In November 2012, when millions of Americans go to polling stations, they will cast their vote for either a black or Mormon presidential candidate. Intergroup attitudes will play a significant role in an election where, for the first time, two men with minority backgrounds have been selected for candidacy by the major parties. Scholars have found that minority candidates have a hard time finding electoral support among white Americans. So, what is the current status of religious, racial, and ethnic minorities in the minds of white Americans? Will the racial prejudice that narrowed Obama’s victory in 2008 be an issue again?
The theory of ethnocentrism, first coined by William G. Sumner at the very beginning of the 20th century, argues that mainstream society perceives all minorities with an across-the-board attitude: in other words, that mainstream Americans either have favorable feelings toward all minorities, or dislike all minorities. According to this theory, ethnocentrism does not discriminate; it creates a clear boundary between the mainstream and all others (see Don Kinder and Cindy Kam’s recent book Us Against Them, and Paul Sniderman and Louk Hagendoorn’s book When Ways of Life Collide for an more detailed treatment of ethnocentrism). However, as I illustrate below, prejudice toward minorities in America follows an ethnocentric pattern with two clusters, a finding which has significant implications for the upcoming election.

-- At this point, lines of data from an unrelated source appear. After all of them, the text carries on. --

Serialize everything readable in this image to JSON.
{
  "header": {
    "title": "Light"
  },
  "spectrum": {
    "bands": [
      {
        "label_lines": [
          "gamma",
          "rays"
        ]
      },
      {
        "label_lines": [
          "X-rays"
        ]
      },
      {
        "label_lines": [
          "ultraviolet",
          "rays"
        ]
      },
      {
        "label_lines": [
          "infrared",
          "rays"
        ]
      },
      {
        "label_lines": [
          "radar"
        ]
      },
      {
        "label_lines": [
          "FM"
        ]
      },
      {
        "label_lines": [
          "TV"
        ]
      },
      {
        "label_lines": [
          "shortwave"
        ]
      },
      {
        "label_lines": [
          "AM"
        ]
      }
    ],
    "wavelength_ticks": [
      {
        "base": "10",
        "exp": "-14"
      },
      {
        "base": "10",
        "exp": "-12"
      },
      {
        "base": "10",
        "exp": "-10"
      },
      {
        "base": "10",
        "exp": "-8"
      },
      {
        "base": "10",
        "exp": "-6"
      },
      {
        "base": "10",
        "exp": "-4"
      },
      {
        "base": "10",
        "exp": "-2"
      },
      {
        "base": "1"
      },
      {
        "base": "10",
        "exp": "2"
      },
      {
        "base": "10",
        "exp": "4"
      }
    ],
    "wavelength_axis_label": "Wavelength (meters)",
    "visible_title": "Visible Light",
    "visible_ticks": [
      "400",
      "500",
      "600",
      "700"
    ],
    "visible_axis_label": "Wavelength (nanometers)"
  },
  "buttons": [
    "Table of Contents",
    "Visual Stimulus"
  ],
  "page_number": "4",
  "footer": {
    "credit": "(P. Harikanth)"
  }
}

“What It Means to Be American,” a survey conducted by Public Religion Research Institute in September 2011, enables us to answer these questions empirically. The survey asked respondents about favorability toward six American minorities: atheists, black Americans, Jewish Americans, Hispanic Americans, Mormons, and Muslim Americans. By using factor analysis (a statistical technique used to uncover underlying values or orientations from observable opinions or behaviors), I find that not all religious, racial and ethnic minority groups in the U.S. evoke similar responses from white Americans, but rather cluster into distinct groups: “traditional minorities,” which include blacks, Hispanics and Jews and “cultural outgroups,” which includes Mormons, Muslims and atheists.

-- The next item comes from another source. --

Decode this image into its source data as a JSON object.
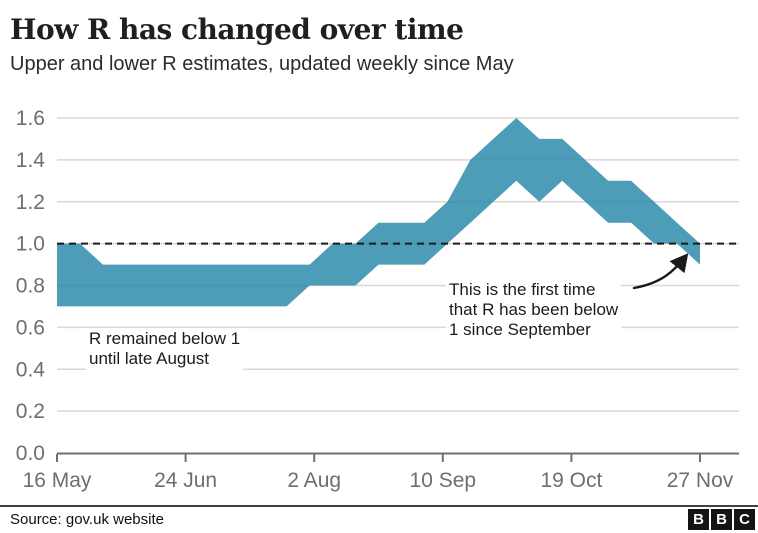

Traditional minorities have been living in the United States for long enough or grown large enough to become part of the cultural mainstream. The first figure shows that black Americans, Jewish Americans, and Hispanic Americans score high on this traditional minorities dimension. They are less disliked and more welcomed minorities in the eyes of white Americans.
Cultural outgroups—atheists, Mormons, and Muslims—are viewed very differently. These groups all fall outside of mainstream society culturally, behaviorally, or both. White Americans perceive atheists, Mormons, and Muslims through a common lens. They are viewed less favorably and are generally less welcomed than black Americans, Jewish Americans, and Hispanic Americans. There is, however, a range of perspectives on these cultural “outgroups.” Mormons are seen as most akin to the traditional minorities, atheists are viewed as furthest from the “traditional” minorities, and Muslims score in the middle. It seems most likely, given this analysis, that Mormons could soon join blacks, Jews, and Latinos as part of the “traditional” minority group.
It’s important to note that while Americans approach these groups in markedly different ways, opinions of minority groups are generally related, meaning that warmer attitudes toward Muslims go hand-in-hand with warmer attitudes toward Jews, blacks, and Latinos. Similarly, prejudice toward Mormons is likely to be accompanied by prejudice toward Latinos.
Is there a partisan story for this two-dimensional nature of prejudice in the United States? The short answer is yes. The second figure shows the partisan breakdown of average favorability toward traditional and cultural minorities. White Republicans hold very negative feelings toward cultural outgroups (atheists, Mormons, and Muslims), and are almost indifferent toward traditional minorities (blacks, Jews, and Latinos). White Democrats, on the other hand, have high positive ratings toward both dimensions of minorities. White Independents hold somewhat negative feelings toward the traditional outgroups, and very positive attitudes toward the cultural outgroups.
How will this play out in this November’s election? There are many black, Hispanic, and Jewish politicians in American politics today. However, there are fewer openly atheist, Mormon, and Muslim politicians in public office. Perhaps what it takes for a minority group to become part of the traditional minorities cluster is its ability to recruit salient political figures. If this is true, we can speculate that Romney’s candidacy may speed the movement of Mormons from a cultural outgroup to a traditional minority.